Carlos Ghosn à Paris, le 1er octobre 2018. / RÉGIS DUVIGNAU / REUTERS

Les actionnaires de Nissan, réunis lundi 8 avril à Tokyo, ont voté la révocation du mandat d’administrateur de Carlos Ghosn, qui a dirigé le groupe pendant près de deux décennies. La direction du constructeur s’était empressée de destituer de la présidence le tout-puissant magnat de l’automobile juste après son arrestation initiale le 19 novembre, mais il fallait l’aval des actionnaires pour le démettre de son poste d’administrateur.

L’assemblée générale (AG) a également approuvé le renvoi de l’ex-bras droit de M. Ghosn, Greg Kelly, inculpé sur un volet de l’affaire, et a entériné l’élection comme membre du conseil d’administration du président de Renault, Jean-Dominique Senard. Ce dernier s’est dit « très honoré » et a assuré qu’« à partir de maintenant, [il] consacrera [son] énergie à renforcer Nissan ».

« Sérieux problèmes » de gouvernance

Cette assemblée générale extraordinaire, qui a duré trois heures, s’est ouverte sur les « regrets » du patron exécutif, Hiroto Saikawa, et une longue révérence d’excuses de l’ensemble de l’équipe, selon la tradition japonaise.

« Il s’est passé quatre mois depuis l’événement de novembre, Nissan est à un moment critique (…) pour tirer un trait » sur cet épisode « et franchir une nouvelle étape dans la réforme de gouvernance », a lancé M. Saikawa devant près de 4 200 participants, évoquant à plusieurs reprises « un important jalon ».

Cet ancien fidèle de Carlos Ghosn a redit son « choc » quand il a pris connaissance des résultats de l’enquête interne de Nissan, qui a mis au jour les malversations présumées, détaillées une nouvelle fois lundi. Mais des actionnaires ont émis des doutes. « Je suis sûr que vous étiez au courant.
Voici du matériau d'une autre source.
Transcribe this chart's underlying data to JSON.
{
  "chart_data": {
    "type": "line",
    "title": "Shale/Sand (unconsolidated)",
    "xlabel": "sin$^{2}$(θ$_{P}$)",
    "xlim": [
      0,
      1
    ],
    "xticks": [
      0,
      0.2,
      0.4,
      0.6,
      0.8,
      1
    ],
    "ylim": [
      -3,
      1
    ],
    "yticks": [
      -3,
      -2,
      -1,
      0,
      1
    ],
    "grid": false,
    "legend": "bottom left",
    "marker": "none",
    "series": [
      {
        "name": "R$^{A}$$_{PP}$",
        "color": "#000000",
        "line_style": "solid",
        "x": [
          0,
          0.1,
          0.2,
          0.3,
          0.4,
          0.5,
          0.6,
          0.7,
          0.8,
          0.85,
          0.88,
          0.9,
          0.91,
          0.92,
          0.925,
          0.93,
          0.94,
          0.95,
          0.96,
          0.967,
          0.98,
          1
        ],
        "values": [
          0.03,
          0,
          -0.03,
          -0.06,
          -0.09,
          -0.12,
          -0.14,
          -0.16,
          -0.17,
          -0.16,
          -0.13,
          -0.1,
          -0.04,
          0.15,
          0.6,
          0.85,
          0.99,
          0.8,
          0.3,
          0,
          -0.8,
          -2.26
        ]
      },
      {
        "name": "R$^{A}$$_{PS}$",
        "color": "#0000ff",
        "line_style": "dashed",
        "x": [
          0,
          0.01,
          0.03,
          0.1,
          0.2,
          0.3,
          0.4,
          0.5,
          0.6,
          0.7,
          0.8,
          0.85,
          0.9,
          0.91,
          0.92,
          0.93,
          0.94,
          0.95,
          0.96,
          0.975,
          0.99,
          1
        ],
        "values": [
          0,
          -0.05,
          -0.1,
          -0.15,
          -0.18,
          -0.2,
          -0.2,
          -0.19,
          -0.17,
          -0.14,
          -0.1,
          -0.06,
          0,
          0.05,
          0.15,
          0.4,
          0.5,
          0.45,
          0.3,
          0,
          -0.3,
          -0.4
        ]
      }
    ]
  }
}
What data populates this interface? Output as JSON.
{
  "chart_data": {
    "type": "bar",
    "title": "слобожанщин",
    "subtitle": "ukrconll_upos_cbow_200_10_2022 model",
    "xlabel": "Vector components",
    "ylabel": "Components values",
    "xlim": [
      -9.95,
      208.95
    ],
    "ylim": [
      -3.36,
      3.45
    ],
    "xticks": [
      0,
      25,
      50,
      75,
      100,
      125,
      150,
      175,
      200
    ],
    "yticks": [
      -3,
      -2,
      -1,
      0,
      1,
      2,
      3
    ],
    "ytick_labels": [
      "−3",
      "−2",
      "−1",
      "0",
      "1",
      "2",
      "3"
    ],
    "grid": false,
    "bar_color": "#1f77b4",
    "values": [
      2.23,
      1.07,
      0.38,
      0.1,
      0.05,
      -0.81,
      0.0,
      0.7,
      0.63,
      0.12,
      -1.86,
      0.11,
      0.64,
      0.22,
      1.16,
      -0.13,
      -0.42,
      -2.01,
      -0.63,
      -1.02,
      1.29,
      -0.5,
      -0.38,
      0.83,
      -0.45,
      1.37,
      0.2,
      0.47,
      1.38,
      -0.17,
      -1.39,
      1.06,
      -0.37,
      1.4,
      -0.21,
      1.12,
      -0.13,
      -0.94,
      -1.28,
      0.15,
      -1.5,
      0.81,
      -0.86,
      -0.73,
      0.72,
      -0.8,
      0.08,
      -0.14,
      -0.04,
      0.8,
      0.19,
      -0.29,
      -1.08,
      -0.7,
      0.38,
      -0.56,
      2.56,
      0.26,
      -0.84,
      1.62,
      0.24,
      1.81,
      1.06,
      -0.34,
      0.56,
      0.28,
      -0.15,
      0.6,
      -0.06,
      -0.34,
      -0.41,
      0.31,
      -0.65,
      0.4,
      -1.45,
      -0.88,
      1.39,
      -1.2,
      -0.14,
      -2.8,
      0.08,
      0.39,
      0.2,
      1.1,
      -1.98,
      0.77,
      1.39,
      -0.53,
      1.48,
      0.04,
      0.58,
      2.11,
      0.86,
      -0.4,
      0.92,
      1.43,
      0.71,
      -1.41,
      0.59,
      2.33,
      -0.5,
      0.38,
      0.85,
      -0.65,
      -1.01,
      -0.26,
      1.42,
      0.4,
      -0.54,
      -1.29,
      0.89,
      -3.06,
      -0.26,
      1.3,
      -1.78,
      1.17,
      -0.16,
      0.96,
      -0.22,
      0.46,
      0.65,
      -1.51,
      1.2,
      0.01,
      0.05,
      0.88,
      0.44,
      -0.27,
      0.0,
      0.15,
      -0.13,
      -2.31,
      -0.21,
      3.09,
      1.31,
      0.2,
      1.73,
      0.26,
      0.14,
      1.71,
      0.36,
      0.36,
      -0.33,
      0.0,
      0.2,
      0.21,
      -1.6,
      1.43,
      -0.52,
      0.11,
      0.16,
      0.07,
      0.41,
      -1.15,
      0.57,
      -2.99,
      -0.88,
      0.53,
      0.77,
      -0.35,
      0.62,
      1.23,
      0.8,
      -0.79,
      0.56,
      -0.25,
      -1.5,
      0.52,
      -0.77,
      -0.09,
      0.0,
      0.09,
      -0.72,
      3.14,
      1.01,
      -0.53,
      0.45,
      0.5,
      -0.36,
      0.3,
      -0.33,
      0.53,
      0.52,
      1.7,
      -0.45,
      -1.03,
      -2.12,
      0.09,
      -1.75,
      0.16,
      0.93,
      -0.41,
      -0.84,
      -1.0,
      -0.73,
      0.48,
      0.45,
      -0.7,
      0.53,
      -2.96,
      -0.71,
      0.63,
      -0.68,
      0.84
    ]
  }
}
Vous devez être tenu pour responsable ! », s’est offusqué l’un d’eux.

M. Saikawa a reconnu « de sérieux problèmes » de gouvernance, « la peur des employés » qui n’osaient s’opposer à M. Ghosn, et a promis de passer la main une fois qu’il aurait « remis la compagnie sur la voie de la croissance ».

Ghosn se dit victime d’un « complot »

L’AG se déroulait quelques jours après une nouvelle interpellation de l’ex-PDG de Renault-Nissan, désormais réduit au silence alors qu’il avait annoncé une conférence de presse pour le 11 avril. Déjà inculpé à trois reprises, M. Ghosn est actuellement entendu par les enquêteurs du parquet de Tokyo sur des soupçons de détournement de fonds de Nissan.

Avant d’être renvoyé dans la prison du quartier de Kosuge (nord de Tokyo) où il avait déjà passé plus de cent jours, M. Ghosn n’a pas épargné Nissan. Il s’est redit victime d’un « complot » orchestré par des dirigeants du groupe nippon souhaitant empêcher un projet d’intégration plus poussée avec Renault. Une vidéo « désignant les responsables de ce qui lui est arrivé », selon son épouse, sera diffusée mardi.

« L’autre partie [de l’explication], c’est la détérioration de la performance de Nissan depuis deux ans », a souligné le magnat déchu de 65 ans lors d’un entretien accordé la semaine dernière à TF1 et LCI.